If you’re a keen follower of the UK’s toughest endurance races, such as TheDragon’s Back or The Spine Race, the name Sabrina Verjee will already be familiar to you.
But most runners probably have not heard of her. Verjee has a habit of being the first female athlete home, of placing in the overall top five, or winning them outright – all while referring to these punishing tests of physical and mental endurance as ‘holidays’ from her demanding day job. And as the nation locked down this summer, the 39-year-old small-animal veterinary surgeon scaled up her ambitions, becoming the first woman to complete a nonstop 326-mile round of the 214 summits that make up the Lake District’s Wainwrights. It’s a feat that also packs in some 118,000ft of ascent and has only been completed four times. A few weeks later, she set a new women’s record on the 268-mile Pennine Way. RW caught up with Verjee on the trails around her Lake District home to talk hallucinations, projectile vomiting and enjoying the journey.
RW: Growing up in Surrey, your school experiences of sport weren’t particularly positive...

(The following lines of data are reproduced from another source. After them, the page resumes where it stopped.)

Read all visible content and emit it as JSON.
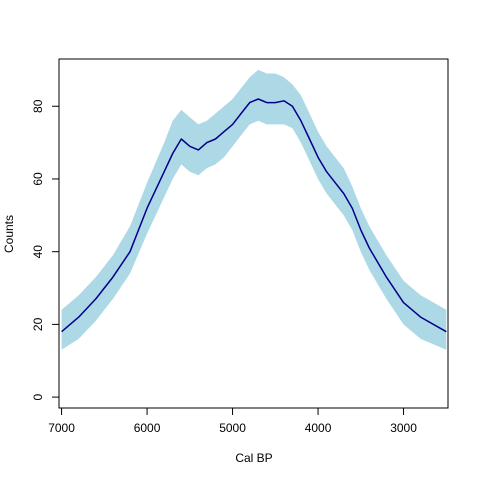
{
  "chart_data": {
    "type": "area",
    "title": "",
    "xlabel": "Cal BP",
    "ylabel": "Counts",
    "x_reversed": true,
    "xlim": [
      7030,
      2480
    ],
    "ylim": [
      -3,
      93
    ],
    "x_ticks": [
      7000,
      6000,
      5000,
      4000,
      3000
    ],
    "y_ticks": [
      0,
      20,
      40,
      60,
      80
    ],
    "grid": false,
    "legend": "none",
    "colors": {
      "band": "#add8e6",
      "line": "#00008b"
    },
    "series": [
      {
        "kind": "line",
        "x": [
          7000,
          6800,
          6600,
          6400,
          6200,
          6000,
          5800,
          5700,
          5600,
          5500,
          5400,
          5300,
          5200,
          5100,
          5000,
          4900,
          4800,
          4700,
          4600,
          4500,
          4400,
          4300,
          4200,
          4100,
          4000,
          3900,
          3800,
          3700,
          3600,
          3500,
          3400,
          3200,
          3000,
          2800,
          2500
        ],
        "y": [
          18,
          22,
          27,
          33,
          40,
          52,
          62,
          67,
          71,
          69,
          68,
          70,
          71,
          73,
          75,
          78,
          81,
          82,
          81,
          81,
          81.5,
          80,
          76,
          71,
          66,
          62,
          59,
          56,
          52,
          46,
          41,
          33,
          26,
          22,
          18
        ]
      },
      {
        "kind": "band",
        "x": [
          7000,
          6800,
          6600,
          6400,
          6200,
          6000,
          5800,
          5700,
          5600,
          5500,
          5400,
          5300,
          5200,
          5100,
          5000,
          4900,
          4800,
          4700,
          4600,
          4500,
          4400,
          4300,
          4200,
          4100,
          4000,
          3900,
          3800,
          3700,
          3600,
          3500,
          3400,
          3200,
          3000,
          2800,
          2500
        ],
        "upper": [
          24,
          28,
          33,
          39,
          47,
          59,
          70,
          76,
          79,
          77,
          75,
          76,
          78,
          80,
          82,
          85,
          88,
          90,
          89,
          89,
          88,
          86,
          83,
          78,
          73,
          69,
          66,
          63,
          58,
          52,
          47,
          39,
          32,
          28,
          24
        ],
        "lower": [
          13,
          16,
          21,
          27,
          34,
          45,
          55,
          60,
          64,
          62,
          61,
          63,
          64,
          66,
          69,
          72,
          75,
          76,
          75,
          75,
          75,
          74,
          70,
          65,
          60,
          56,
          53,
          50,
          46,
          40,
          35,
          27,
          20,
          16,
          13
        ]
      }
    ]
  }
}
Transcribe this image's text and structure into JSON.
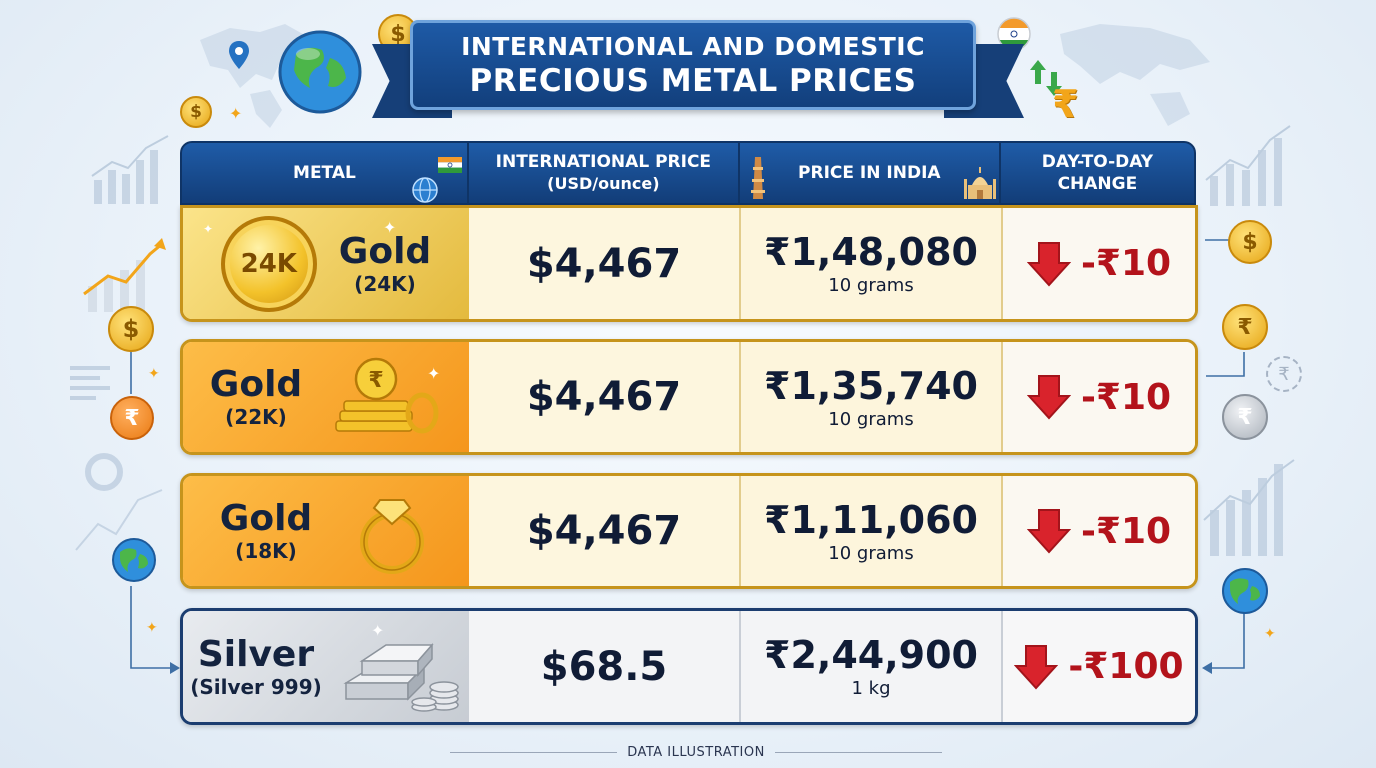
{
  "title": {
    "line1": "INTERNATIONAL AND DOMESTIC",
    "line2": "PRECIOUS METAL PRICES"
  },
  "table": {
    "headers": [
      "METAL",
      "INTERNATIONAL PRICE (USD/ounce)",
      "PRICE IN INDIA",
      "DAY-TO-DAY CHANGE"
    ],
    "header_lines": {
      "intl_1": "INTERNATIONAL PRICE",
      "intl_2": "(USD/ounce)",
      "change_1": "DAY-TO-DAY",
      "change_2": "CHANGE"
    },
    "rows": [
      {
        "metal": "Gold",
        "purity": "(24K)",
        "badge": "24K",
        "intl_price": "$4,467",
        "india_price": "₹1,48,080",
        "unit": "10 grams",
        "change": "-₹10",
        "direction": "down"
      },
      {
        "metal": "Gold",
        "purity": "(22K)",
        "intl_price": "$4,467",
        "india_price": "₹1,35,740",
        "unit": "10 grams",
        "change": "-₹10",
        "direction": "down"
      },
      {
        "metal": "Gold",
        "purity": "(18K)",
        "intl_price": "$4,467",
        "india_price": "₹1,11,060",
        "unit": "10 grams",
        "change": "-₹10",
        "direction": "down"
      },
      {
        "metal": "Silver",
        "purity": "(Silver 999)",
        "intl_price": "$68.5",
        "india_price": "₹2,44,900",
        "unit": "1 kg",
        "change": "-₹100",
        "direction": "down"
      }
    ]
  },
  "footer": "DATA ILLUSTRATION",
  "coin_symbols": {
    "dollar": "$",
    "rupee": "₹"
  },
  "colors": {
    "header_blue": "#1a4f92",
    "gold_24k": "#e9c04a",
    "gold_orange": "#f7a22a",
    "silver": "#d3d7dd",
    "change_red": "#b3131b"
  },
  "icons": [
    "globe-icon",
    "dollar-coin-icon",
    "rupee-coin-icon",
    "india-flag-icon",
    "down-arrow-icon",
    "ring-icon",
    "silver-bars-icon",
    "gold-coins-icon",
    "qutub-minar-icon",
    "taj-mahal-icon",
    "map-pin-icon",
    "trend-chart-icon"
  ]
}
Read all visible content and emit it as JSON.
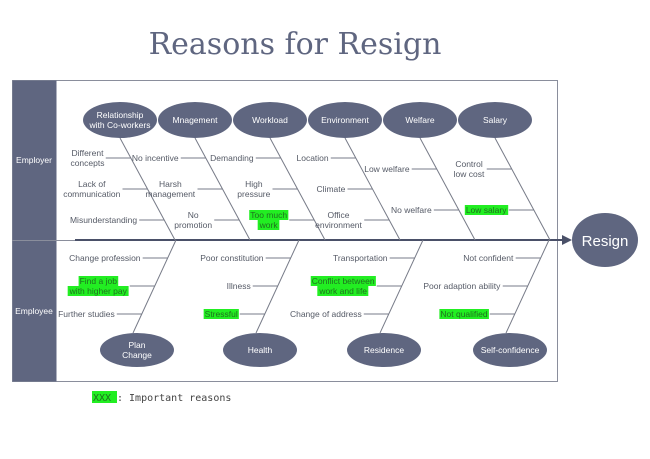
{
  "title": "Reasons for Resign",
  "effect": "Resign",
  "groups": {
    "employer": "Employer",
    "employee": "Employee"
  },
  "colors": {
    "node": "#5f6680",
    "highlight": "#22ee22"
  },
  "employer_categories": [
    {
      "name": [
        "Relationship",
        "with Co-workers"
      ],
      "causes": [
        [
          "Different",
          "concepts"
        ],
        [
          "Lack of",
          "communication"
        ],
        [
          "Misunderstanding"
        ]
      ]
    },
    {
      "name": [
        "Mnagement"
      ],
      "causes": [
        [
          "No incentive"
        ],
        [
          "Harsh",
          "management"
        ],
        [
          "No",
          "promotion"
        ]
      ]
    },
    {
      "name": [
        "Workload"
      ],
      "causes": [
        [
          "Demanding"
        ],
        [
          "High",
          "pressure"
        ],
        [
          "Too much",
          "work"
        ]
      ]
    },
    {
      "name": [
        "Environment"
      ],
      "causes": [
        [
          "Location"
        ],
        [
          "Climate"
        ],
        [
          "Office",
          "environment"
        ]
      ]
    },
    {
      "name": [
        "Welfare"
      ],
      "causes": [
        [
          "Low welfare"
        ],
        [
          "No welfare"
        ]
      ]
    },
    {
      "name": [
        "Salary"
      ],
      "causes": [
        [
          "Control",
          "low cost"
        ],
        [
          "Low salary"
        ]
      ]
    }
  ],
  "employee_categories": [
    {
      "name": [
        "Plan",
        "Change"
      ],
      "causes": [
        [
          "Change profession"
        ],
        [
          "Find a job",
          "with higher pay"
        ],
        [
          "Further studies"
        ]
      ]
    },
    {
      "name": [
        "Health"
      ],
      "causes": [
        [
          "Poor constitution"
        ],
        [
          "Illness"
        ],
        [
          "Stressful"
        ]
      ]
    },
    {
      "name": [
        "Residence"
      ],
      "causes": [
        [
          "Transportation"
        ],
        [
          "Conflict between",
          "work and life"
        ],
        [
          "Change of address"
        ]
      ]
    },
    {
      "name": [
        "Self-confidence"
      ],
      "causes": [
        [
          "Not confident"
        ],
        [
          "Poor adaption ability"
        ],
        [
          "Not qualified"
        ]
      ]
    }
  ],
  "important": [
    "Too much work",
    "Low salary",
    "Find a job with higher pay",
    "Stressful",
    "Conflict between work and life",
    "Not qualified"
  ],
  "legend": {
    "swatch": "XXX",
    "text": ": Important reasons"
  }
}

SV: My parents weren’t sporty and I never did any sport at my (all-girls) school, because I was rubbish, which obviously makes you more rubbish. You could only play tennis if you were one of the top three players in the school; the same with running. I really wanted to do the 1500m, but I was too terrible. But there was a 400m grass track and sometimes after school I ran on it with a friend. I remember really enjoying it. I would go round quite a few times; a slow four or five laps, which seems quite a lot when you’re 12.
When I was 16, I went to another school and I started running. We were encouraged to do everything there, and so I did: rock climbing, hockey, football, basketball, rowing, horse riding, cross-country. I did as much as I possibly could. And the more I did, the more I liked it.
You studied Human Sciences at Oxford University. Were you sporty while you were there?
Yes. I started rowing for the lightweights, which was 11 training sessions a week – mental, really. It was really cool, though. I got so fit, so quickly. Then I found modern pentathlon [running, pistol shooting, fencing, horse riding and swimming]. I wasn’t the best at any one discipline, but I was just proficient at all of them. Not many people could horse ride – I’ve always ridden horses – and I wasn’t bad at the running.
So did you find your feet on the trails after university?
I worked as an investment banker for three months and realised it wasn’t for me! You’re indoors all day, sat at a desk. I needed to be outside, using my brain. So I studied Veterinary Medicine at Cambridge University. I did modern pentathlon, but I was also a member of the Hare and Hounds running club. The club got an email trying to drum up interest in adventure racing and I was curious, so I met a guy called Russ in a pub. He mentioned the Hebridean Challenge, a five-day stage race he was planning to do. ‘Ooh, I want to do that!’ I said. He said, ‘Maybe you should start with a two- or three-hour one?’ but I was like, ‘Nah, that doesn’t sound so fun. I want to do this one. I want to be in your team.’ He said no, which peeved me right off. So I thought, ‘I’m going to find my own team and we’re going to beat your team.’